In a conventional war, the enemy is the soldier on the other side of the battlefield. In an insurgency, such as those the United States and its allies have been fighting in Iraq and Afghanistan, however, it’s not so easy to tell. “Insurgents are part of the local population, so it’s very difficult to distinguish between who is fighting against you and who is a civilian,” says Imai.
“The Taliban are very aware of what is going on with the population and employ more violence where they are losing support in order to intimidate people,” he says. “Creating a lot of visible building projects actually may provide targets.” The findings have profound implications for how aid can be effectively delivered in a war zone to help sway “hearts and minds” without putting a target on people’s backs.
In 2011, Imai and Yale political science professor Jason Lyall surveyed 2,754 Afghans in 204 villages to gauge how the progress of the war was affecting local opinion. Lyall worked with a local survey firm to conduct interviews, while Imai, who directs the certificate program in statistics and machine learning, crunched the numbers stateside.
Their initial findings, published in American Political Science Review in 2013, suggested that the Taliban had a significant “home field” advantage. When the Taliban committed attacks that victimized civilians, they continued to receive the support of the populace. When international forces committed similar acts — for example, mistakenly bombing civilians — “their actions had much larger negative consequences, since they were seen as outsiders,” says Imai.

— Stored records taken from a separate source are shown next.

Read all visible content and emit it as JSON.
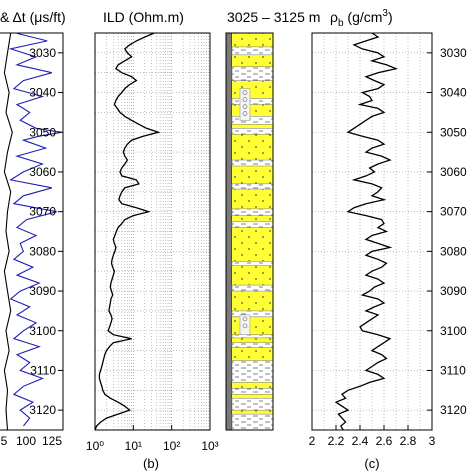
{
  "chart_data": [
    {
      "id": "panel-a",
      "type": "line",
      "title": "& Δt (μs/ft)",
      "xlim": [
        null,
        125
      ],
      "xtick_labels": [
        "5",
        "100",
        "125"
      ],
      "ylim": [
        3025,
        3125
      ],
      "yticks": [
        3030,
        3040,
        3050,
        3060,
        3070,
        3080,
        3090,
        3100,
        3110,
        3120
      ],
      "series": [
        {
          "color": "#1f1fb4",
          "comment": "sonic transit time curve, partially cropped at left edge",
          "y": [
            3025,
            3027,
            3029,
            3031,
            3033,
            3035,
            3037,
            3039,
            3041,
            3043,
            3045,
            3047,
            3049,
            3050,
            3051,
            3052,
            3054,
            3056,
            3058,
            3060,
            3062,
            3064,
            3066,
            3068,
            3070,
            3072,
            3074,
            3076,
            3078,
            3080,
            3082,
            3084,
            3086,
            3088,
            3090,
            3092,
            3094,
            3096,
            3098,
            3100,
            3102,
            3104,
            3106,
            3108,
            3110,
            3112,
            3114,
            3116,
            3118,
            3120,
            3122,
            3124
          ],
          "x": [
            95,
            115,
            92,
            108,
            96,
            118,
            100,
            94,
            112,
            96,
            104,
            98,
            108,
            124,
            110,
            100,
            114,
            96,
            112,
            100,
            92,
            118,
            100,
            94,
            121,
            102,
            96,
            108,
            98,
            100,
            94,
            106,
            96,
            110,
            98,
            92,
            104,
            96,
            108,
            100,
            94,
            110,
            96,
            104,
            98,
            112,
            100,
            94,
            106,
            98,
            104,
            100
          ]
        },
        {
          "color": "#000000",
          "comment": "second curve, mostly outside the cropped frame",
          "y": [
            3025,
            3030,
            3035,
            3040,
            3045,
            3050,
            3055,
            3060,
            3065,
            3070,
            3075,
            3080,
            3085,
            3090,
            3095,
            3100,
            3105,
            3110,
            3115,
            3120,
            3125
          ],
          "x": [
            92,
            90,
            88,
            91,
            89,
            93,
            90,
            88,
            92,
            90,
            89,
            91,
            88,
            90,
            92,
            89,
            91,
            88,
            90,
            89,
            90
          ]
        }
      ]
    },
    {
      "id": "panel-b",
      "type": "line",
      "title": "ILD (Ohm.m)",
      "caption": "(b)",
      "xscale": "log",
      "xlim": [
        1,
        1000
      ],
      "xtick_labels": [
        "10⁰",
        "10¹",
        "10²",
        "10³"
      ],
      "ylim": [
        3025,
        3125
      ],
      "grid": true,
      "series": [
        {
          "color": "#000000",
          "y": [
            3025,
            3026,
            3027,
            3028,
            3029,
            3030,
            3031,
            3032,
            3033,
            3034,
            3035,
            3036,
            3037,
            3038,
            3039,
            3040,
            3041,
            3042,
            3043,
            3044,
            3045,
            3046,
            3047,
            3048,
            3049,
            3050,
            3051,
            3052,
            3053,
            3054,
            3055,
            3056,
            3057,
            3058,
            3059,
            3060,
            3061,
            3062,
            3063,
            3064,
            3065,
            3066,
            3067,
            3068,
            3069,
            3070,
            3071,
            3072,
            3073,
            3074,
            3075,
            3076,
            3077,
            3078,
            3079,
            3080,
            3081,
            3082,
            3083,
            3084,
            3085,
            3086,
            3087,
            3088,
            3089,
            3090,
            3091,
            3092,
            3093,
            3094,
            3095,
            3096,
            3097,
            3098,
            3099,
            3100,
            3101,
            3102,
            3103,
            3104,
            3105,
            3106,
            3107,
            3108,
            3109,
            3110,
            3111,
            3112,
            3113,
            3114,
            3115,
            3116,
            3117,
            3118,
            3119,
            3120,
            3121,
            3122,
            3123,
            3124,
            3125
          ],
          "x": [
            35,
            20,
            12,
            8,
            6,
            7,
            9,
            6,
            4,
            3.5,
            5,
            9,
            12,
            8,
            6,
            5,
            4,
            3.5,
            3.2,
            3.8,
            4.5,
            6,
            9,
            14,
            22,
            45,
            18,
            9,
            7,
            6,
            5.5,
            6,
            7,
            6,
            5,
            4.5,
            5,
            12,
            14,
            6,
            5,
            4.5,
            4.2,
            5,
            12,
            25,
            10,
            6,
            5,
            4,
            3.6,
            3.3,
            3,
            3.2,
            3.5,
            3.3,
            3,
            2.8,
            2.7,
            2.9,
            3.2,
            3,
            2.8,
            2.6,
            2.5,
            2.7,
            2.9,
            2.6,
            2.5,
            2.4,
            2.3,
            2.6,
            2.8,
            2.6,
            2.4,
            2.2,
            3,
            9,
            3,
            2.4,
            2,
            1.8,
            1.7,
            1.6,
            1.5,
            1.4,
            1.3,
            1.3,
            1.4,
            1.5,
            1.6,
            1.8,
            2.5,
            4,
            6,
            8,
            4,
            2,
            1.4,
            1.1,
            1
          ]
        }
      ]
    },
    {
      "id": "panel-lith",
      "type": "other",
      "title": "3025 – 3125 m",
      "comment": "lithology column: yellow = sandstone, grey-white = shale/silt"
    },
    {
      "id": "panel-c",
      "type": "line",
      "title": "ρ",
      "title_sub": "b",
      "title_unit_pre": " (g/cm",
      "title_unit_sup": "3",
      "title_unit_post": ")",
      "caption": "(c)",
      "xlim": [
        2,
        3
      ],
      "xtick_labels": [
        "2",
        "2.2",
        "2.4",
        "2.6",
        "2.8",
        "3"
      ],
      "ylim": [
        3025,
        3125
      ],
      "yticks": [
        3030,
        3040,
        3050,
        3060,
        3070,
        3080,
        3090,
        3100,
        3110,
        3120
      ],
      "grid": true,
      "series": [
        {
          "color": "#000000",
          "y": [
            3025,
            3026,
            3027,
            3028,
            3029,
            3030,
            3031,
            3032,
            3033,
            3034,
            3035,
            3036,
            3037,
            3038,
            3039,
            3040,
            3041,
            3042,
            3043,
            3044,
            3045,
            3046,
            3047,
            3048,
            3049,
            3050,
            3051,
            3052,
            3053,
            3054,
            3055,
            3056,
            3057,
            3058,
            3059,
            3060,
            3061,
            3062,
            3063,
            3064,
            3065,
            3066,
            3067,
            3068,
            3069,
            3070,
            3071,
            3072,
            3073,
            3074,
            3075,
            3076,
            3077,
            3078,
            3079,
            3080,
            3081,
            3082,
            3083,
            3084,
            3085,
            3086,
            3087,
            3088,
            3089,
            3090,
            3091,
            3092,
            3093,
            3094,
            3095,
            3096,
            3097,
            3098,
            3099,
            3100,
            3101,
            3102,
            3103,
            3104,
            3105,
            3106,
            3107,
            3108,
            3109,
            3110,
            3111,
            3112,
            3113,
            3114,
            3115,
            3116,
            3117,
            3118,
            3119,
            3120,
            3121,
            3122,
            3123,
            3124,
            3125
          ],
          "x": [
            2.5,
            2.55,
            2.45,
            2.35,
            2.42,
            2.55,
            2.6,
            2.5,
            2.62,
            2.7,
            2.55,
            2.45,
            2.52,
            2.6,
            2.55,
            2.42,
            2.48,
            2.5,
            2.4,
            2.55,
            2.6,
            2.5,
            2.45,
            2.4,
            2.35,
            2.3,
            2.42,
            2.55,
            2.6,
            2.5,
            2.45,
            2.58,
            2.65,
            2.55,
            2.48,
            2.52,
            2.45,
            2.35,
            2.5,
            2.58,
            2.55,
            2.5,
            2.6,
            2.45,
            2.35,
            2.3,
            2.45,
            2.58,
            2.6,
            2.55,
            2.62,
            2.5,
            2.45,
            2.55,
            2.65,
            2.5,
            2.45,
            2.55,
            2.62,
            2.58,
            2.5,
            2.45,
            2.55,
            2.6,
            2.52,
            2.48,
            2.42,
            2.55,
            2.6,
            2.52,
            2.45,
            2.55,
            2.5,
            2.45,
            2.4,
            2.42,
            2.55,
            2.65,
            2.6,
            2.55,
            2.5,
            2.58,
            2.62,
            2.55,
            2.5,
            2.45,
            2.55,
            2.6,
            2.48,
            2.4,
            2.3,
            2.25,
            2.28,
            2.2,
            2.25,
            2.3,
            2.22,
            2.25,
            2.28,
            2.24,
            2.26
          ]
        }
      ]
    }
  ]
}
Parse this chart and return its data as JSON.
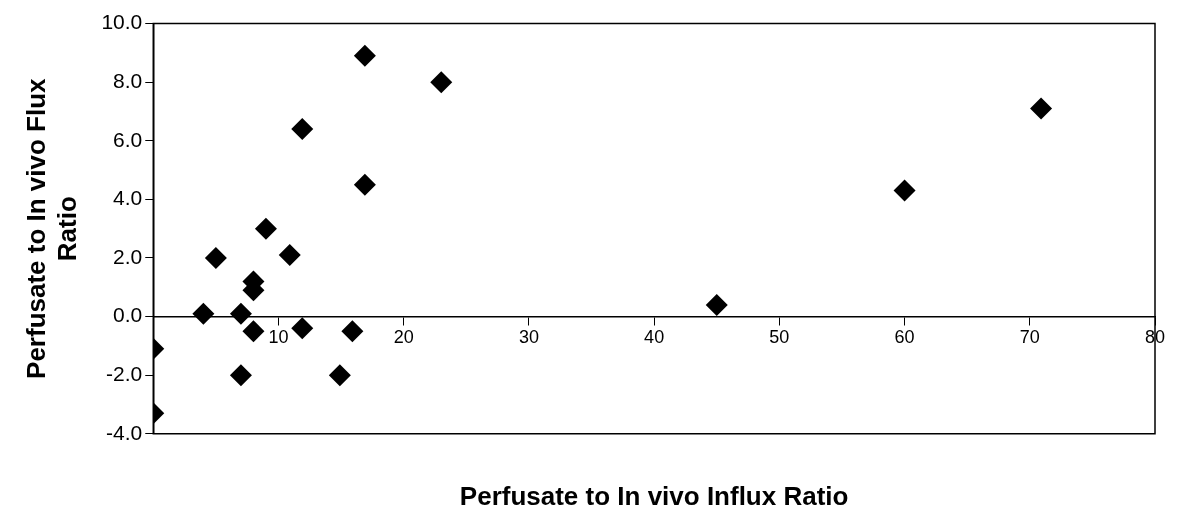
{
  "chart_data": {
    "type": "scatter",
    "xlabel": "Perfusate to In vivo Influx Ratio",
    "ylabel": "Perfusate to In vivo Flux Ratio",
    "x": [
      0,
      0,
      4,
      5,
      7,
      7,
      8,
      8,
      8,
      9,
      10.9,
      11.9,
      11.9,
      14.9,
      15.9,
      16.9,
      16.9,
      23,
      45,
      60,
      70.9
    ],
    "series": [
      {
        "color": "#000000",
        "values": [
          -1.1,
          -3.3,
          0.1,
          2.0,
          0.1,
          -2.0,
          1.2,
          0.9,
          -0.5,
          3.0,
          2.1,
          -0.4,
          6.4,
          -2.0,
          -0.5,
          8.9,
          4.5,
          8.0,
          0.4,
          4.3,
          7.1
        ]
      }
    ],
    "xlim": [
      0,
      80
    ],
    "xticks": [
      10,
      20,
      30,
      40,
      50,
      60,
      70,
      80
    ],
    "ylim": [
      -4,
      10
    ],
    "yticks": [
      {
        "value": -4,
        "label": "-4.0"
      },
      {
        "value": -2,
        "label": "-2.0"
      },
      {
        "value": 0,
        "label": "0.0"
      },
      {
        "value": 2,
        "label": "2.0"
      },
      {
        "value": 4,
        "label": "4.0"
      },
      {
        "value": 6,
        "label": "6.0"
      },
      {
        "value": 8,
        "label": "8.0"
      },
      {
        "value": 10,
        "label": "10.0"
      }
    ],
    "grid": false,
    "legend": false,
    "marker": "diamond"
  }
}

In a new study of the data, published in January in the Journal of Peace Research, Imai and Lyall flipped their research on its head. Rather than measuring the effects of attacks on civilian support, the researchers measured how support for NATO’s International Security Assistance Force predicted the likelihood of future attacks in the area. They found even modest changes in favor toward outsiders led to a dramatic uptick in hostilities. For example, when residents of a village rose from the 50th percentile to about the 70th percentile in their support for NATO forces, they saw an average of 13 more IED attacks over a five-month period.
Those findings, says Imai, should be a warning to any military trying to pursue a “hearts and minds” campaign. “If you are going to try to win the locals’ support, then there must be a much tighter coordination between aid organizations and the military,” says Imai. Aid programs can’t just provide goods and services and then move on to the next village down the road, leaving civilians they’ve helped open to reprisals. “Everything is already tilted against outsiders coming in. So if they are going to succeed, then they need to make sure that aid programs are done with guaranteed military protection.”